Second, clubs open the door to books beyond the classroom. Too often, school turns reading into a punishment: something tied to exams and nothing more. A club breaks that prison. You might find Achebe on the table one week, Shakespeare the next, or even Hausa poetry from a local author. Slowly, readers realize that books are not burdens; they are passports to new places, new histories, new futures.

And perhaps most precious of all, reading clubs build bridges. In a society as divided as ours, by ethnicity, by religion, by class, they create a space where everyone is equal before the page. Discussions of justice, love, or sacrifice cut across barriers. When we read together, we see our common humanity more clearly than in any debate or argument.

The BRC example

At Bakandamiya Reading Club, our activities go beyond talk. We host community reading sessions, writing workshops, competitions, and professional presentations. Over time, these efforts have created a network that links students, teachers, and aspiring writers. We are still small compared to the need, but we have touched lots of lives. What started as conversations around books has quietly grown into a support system for lifelong learning.

Unspoken challenges

Yet it would be naive to pretend there are no tensions. Which language should clubs emphasize, English, Hausa, igbo? Each carries weight, and each choice shapes identity. Should we focus on global classics, or give priority to African voices? Should clubs remain safe spaces for the educated, or open their doors to those still learning the basics of literacy? These are real debates, often hidden from casual observers, but they matter. They will decide whether reading clubs stay small and elite or become tools of genuine social change.

A call forward

Obstacles remain: poverty, the price of books, and the endless distraction of entertainment. But the hunger for meaning is alive. You see it in every young person who lingers after a session to ask about another book, or in every adult who rediscovers a love for stories they thought they had outgrown.

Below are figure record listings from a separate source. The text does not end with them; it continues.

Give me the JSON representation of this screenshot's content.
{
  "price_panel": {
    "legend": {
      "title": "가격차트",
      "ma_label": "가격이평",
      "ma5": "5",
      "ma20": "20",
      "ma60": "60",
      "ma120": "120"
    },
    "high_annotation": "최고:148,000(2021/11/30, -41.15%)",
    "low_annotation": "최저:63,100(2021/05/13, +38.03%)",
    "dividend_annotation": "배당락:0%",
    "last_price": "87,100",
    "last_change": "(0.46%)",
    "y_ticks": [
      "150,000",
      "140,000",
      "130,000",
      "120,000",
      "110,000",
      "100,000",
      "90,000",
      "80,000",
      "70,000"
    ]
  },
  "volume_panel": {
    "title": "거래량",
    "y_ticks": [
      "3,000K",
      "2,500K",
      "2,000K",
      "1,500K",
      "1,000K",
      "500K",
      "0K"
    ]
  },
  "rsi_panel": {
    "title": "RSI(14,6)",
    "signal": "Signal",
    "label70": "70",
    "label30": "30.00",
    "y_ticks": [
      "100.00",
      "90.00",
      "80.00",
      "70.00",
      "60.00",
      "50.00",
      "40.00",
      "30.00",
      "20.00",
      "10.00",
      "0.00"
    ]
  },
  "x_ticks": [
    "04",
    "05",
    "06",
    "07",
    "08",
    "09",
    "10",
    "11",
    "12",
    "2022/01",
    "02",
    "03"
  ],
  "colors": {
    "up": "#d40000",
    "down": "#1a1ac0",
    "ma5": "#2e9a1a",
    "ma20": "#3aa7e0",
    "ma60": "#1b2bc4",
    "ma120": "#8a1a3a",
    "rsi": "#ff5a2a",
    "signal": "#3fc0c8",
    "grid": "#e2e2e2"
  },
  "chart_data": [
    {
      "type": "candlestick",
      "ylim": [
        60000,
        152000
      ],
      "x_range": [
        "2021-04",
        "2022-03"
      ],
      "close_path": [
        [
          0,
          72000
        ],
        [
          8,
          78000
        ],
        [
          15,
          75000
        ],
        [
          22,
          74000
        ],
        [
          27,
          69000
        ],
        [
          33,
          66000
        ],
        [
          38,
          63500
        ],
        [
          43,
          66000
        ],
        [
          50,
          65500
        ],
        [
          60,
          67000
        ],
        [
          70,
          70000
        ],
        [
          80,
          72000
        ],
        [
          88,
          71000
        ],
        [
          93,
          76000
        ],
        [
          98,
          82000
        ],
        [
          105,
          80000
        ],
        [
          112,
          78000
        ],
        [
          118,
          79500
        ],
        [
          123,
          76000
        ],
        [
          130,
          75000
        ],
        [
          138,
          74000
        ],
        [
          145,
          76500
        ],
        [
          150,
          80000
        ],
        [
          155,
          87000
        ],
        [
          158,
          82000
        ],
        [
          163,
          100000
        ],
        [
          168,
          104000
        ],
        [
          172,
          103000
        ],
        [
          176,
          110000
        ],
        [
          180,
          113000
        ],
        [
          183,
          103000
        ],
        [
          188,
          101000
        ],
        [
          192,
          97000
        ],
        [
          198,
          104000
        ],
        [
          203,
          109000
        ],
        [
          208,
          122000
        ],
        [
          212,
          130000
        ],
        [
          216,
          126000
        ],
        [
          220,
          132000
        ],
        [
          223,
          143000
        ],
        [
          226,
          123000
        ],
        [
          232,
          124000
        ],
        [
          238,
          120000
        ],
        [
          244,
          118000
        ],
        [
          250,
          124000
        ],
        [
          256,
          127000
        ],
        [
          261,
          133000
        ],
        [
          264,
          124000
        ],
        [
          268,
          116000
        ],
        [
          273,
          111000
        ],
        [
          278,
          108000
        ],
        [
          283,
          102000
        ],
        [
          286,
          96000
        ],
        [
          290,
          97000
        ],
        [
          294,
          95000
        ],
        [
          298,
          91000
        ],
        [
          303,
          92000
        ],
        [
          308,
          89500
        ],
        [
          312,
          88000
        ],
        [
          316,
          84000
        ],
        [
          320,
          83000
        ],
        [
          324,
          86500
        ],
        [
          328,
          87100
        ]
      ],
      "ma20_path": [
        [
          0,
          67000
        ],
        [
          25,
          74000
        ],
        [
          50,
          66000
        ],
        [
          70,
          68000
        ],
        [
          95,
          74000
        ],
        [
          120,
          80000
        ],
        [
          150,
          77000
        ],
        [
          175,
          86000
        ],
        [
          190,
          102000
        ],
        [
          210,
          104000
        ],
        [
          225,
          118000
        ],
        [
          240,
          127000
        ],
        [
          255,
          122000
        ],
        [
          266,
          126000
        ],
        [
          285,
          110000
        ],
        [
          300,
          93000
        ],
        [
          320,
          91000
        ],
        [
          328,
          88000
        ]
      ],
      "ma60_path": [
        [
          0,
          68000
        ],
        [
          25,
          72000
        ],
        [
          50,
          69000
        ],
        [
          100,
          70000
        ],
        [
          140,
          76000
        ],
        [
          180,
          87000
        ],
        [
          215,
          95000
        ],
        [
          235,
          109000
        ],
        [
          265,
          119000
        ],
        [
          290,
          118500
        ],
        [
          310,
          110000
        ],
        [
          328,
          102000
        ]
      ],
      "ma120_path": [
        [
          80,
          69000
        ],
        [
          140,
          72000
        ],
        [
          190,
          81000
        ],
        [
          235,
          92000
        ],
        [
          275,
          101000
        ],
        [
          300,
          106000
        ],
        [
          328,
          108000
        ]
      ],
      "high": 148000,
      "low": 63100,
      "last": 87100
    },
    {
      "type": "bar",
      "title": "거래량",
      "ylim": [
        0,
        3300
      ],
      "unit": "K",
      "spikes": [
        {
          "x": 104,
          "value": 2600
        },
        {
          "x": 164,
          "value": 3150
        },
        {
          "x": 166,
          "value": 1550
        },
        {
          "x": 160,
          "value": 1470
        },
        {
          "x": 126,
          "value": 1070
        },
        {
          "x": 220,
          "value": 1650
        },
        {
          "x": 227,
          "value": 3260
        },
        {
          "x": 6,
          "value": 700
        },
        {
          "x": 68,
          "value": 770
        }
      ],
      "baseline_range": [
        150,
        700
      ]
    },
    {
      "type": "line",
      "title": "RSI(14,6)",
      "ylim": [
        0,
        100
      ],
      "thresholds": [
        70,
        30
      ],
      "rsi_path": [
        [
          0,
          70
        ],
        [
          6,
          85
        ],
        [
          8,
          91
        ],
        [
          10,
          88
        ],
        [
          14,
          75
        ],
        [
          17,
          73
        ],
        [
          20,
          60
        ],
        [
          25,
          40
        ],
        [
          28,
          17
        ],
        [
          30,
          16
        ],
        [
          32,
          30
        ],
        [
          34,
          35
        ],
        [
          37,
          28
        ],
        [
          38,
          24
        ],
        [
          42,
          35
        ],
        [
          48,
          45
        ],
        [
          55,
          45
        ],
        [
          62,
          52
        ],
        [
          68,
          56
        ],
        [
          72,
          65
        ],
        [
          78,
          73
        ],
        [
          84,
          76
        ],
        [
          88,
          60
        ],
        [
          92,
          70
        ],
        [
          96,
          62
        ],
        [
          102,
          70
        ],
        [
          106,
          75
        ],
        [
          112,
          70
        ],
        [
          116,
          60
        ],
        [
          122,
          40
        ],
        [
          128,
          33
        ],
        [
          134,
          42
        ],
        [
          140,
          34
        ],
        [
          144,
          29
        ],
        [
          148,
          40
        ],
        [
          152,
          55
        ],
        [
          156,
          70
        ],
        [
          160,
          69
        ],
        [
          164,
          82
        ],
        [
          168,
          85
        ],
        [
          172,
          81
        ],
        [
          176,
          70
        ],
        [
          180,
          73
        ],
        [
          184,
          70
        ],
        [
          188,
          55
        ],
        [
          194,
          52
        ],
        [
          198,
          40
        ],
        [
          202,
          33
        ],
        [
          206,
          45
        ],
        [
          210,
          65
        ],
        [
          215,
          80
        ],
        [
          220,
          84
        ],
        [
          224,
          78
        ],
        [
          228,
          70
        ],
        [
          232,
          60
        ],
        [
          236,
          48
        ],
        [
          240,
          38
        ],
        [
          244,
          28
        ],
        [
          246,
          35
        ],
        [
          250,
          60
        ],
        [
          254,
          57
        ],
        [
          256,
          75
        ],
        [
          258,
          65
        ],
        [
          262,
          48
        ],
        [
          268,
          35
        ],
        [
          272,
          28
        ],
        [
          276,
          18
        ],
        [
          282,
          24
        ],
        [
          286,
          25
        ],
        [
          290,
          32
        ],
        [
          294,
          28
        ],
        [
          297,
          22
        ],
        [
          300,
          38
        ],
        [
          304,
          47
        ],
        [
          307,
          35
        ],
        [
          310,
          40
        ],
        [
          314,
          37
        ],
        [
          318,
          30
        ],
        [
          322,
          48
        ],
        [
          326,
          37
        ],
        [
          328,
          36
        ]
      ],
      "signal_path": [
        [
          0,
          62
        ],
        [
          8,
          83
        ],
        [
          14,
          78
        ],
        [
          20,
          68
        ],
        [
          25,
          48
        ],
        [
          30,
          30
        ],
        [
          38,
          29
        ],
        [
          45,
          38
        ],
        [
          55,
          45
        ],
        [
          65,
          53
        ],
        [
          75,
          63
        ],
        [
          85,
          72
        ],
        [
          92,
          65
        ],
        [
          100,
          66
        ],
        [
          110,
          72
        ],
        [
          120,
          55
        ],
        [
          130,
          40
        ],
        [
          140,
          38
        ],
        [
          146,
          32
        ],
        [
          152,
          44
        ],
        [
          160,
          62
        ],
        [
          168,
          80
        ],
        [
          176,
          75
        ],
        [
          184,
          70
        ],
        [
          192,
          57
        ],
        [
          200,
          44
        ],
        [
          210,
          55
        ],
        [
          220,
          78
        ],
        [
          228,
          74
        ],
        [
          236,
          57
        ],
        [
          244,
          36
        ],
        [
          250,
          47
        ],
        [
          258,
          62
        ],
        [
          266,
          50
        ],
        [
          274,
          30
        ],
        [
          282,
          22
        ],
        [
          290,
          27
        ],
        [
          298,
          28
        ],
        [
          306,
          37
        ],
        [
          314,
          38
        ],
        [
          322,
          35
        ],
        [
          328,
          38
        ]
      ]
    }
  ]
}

Teachers, community leaders, parents, we all have a role here. Support these circles, start new ones, invest your time or even a little money. Every club is a seedbed of ideas, and ideas are the roots of progress.

Conclusion

Reading clubs are not a luxury. They are classrooms without walls, forums for dialogue, and vaults for our cultural memory. To nurture them is to nurture Nigeria’s future.

Let us then choose to read together. Let us give space for curiosity, argument, and imagination. And by turning these pages side by side, we may write a brighter, more thoughtful chapter in the life of our nation.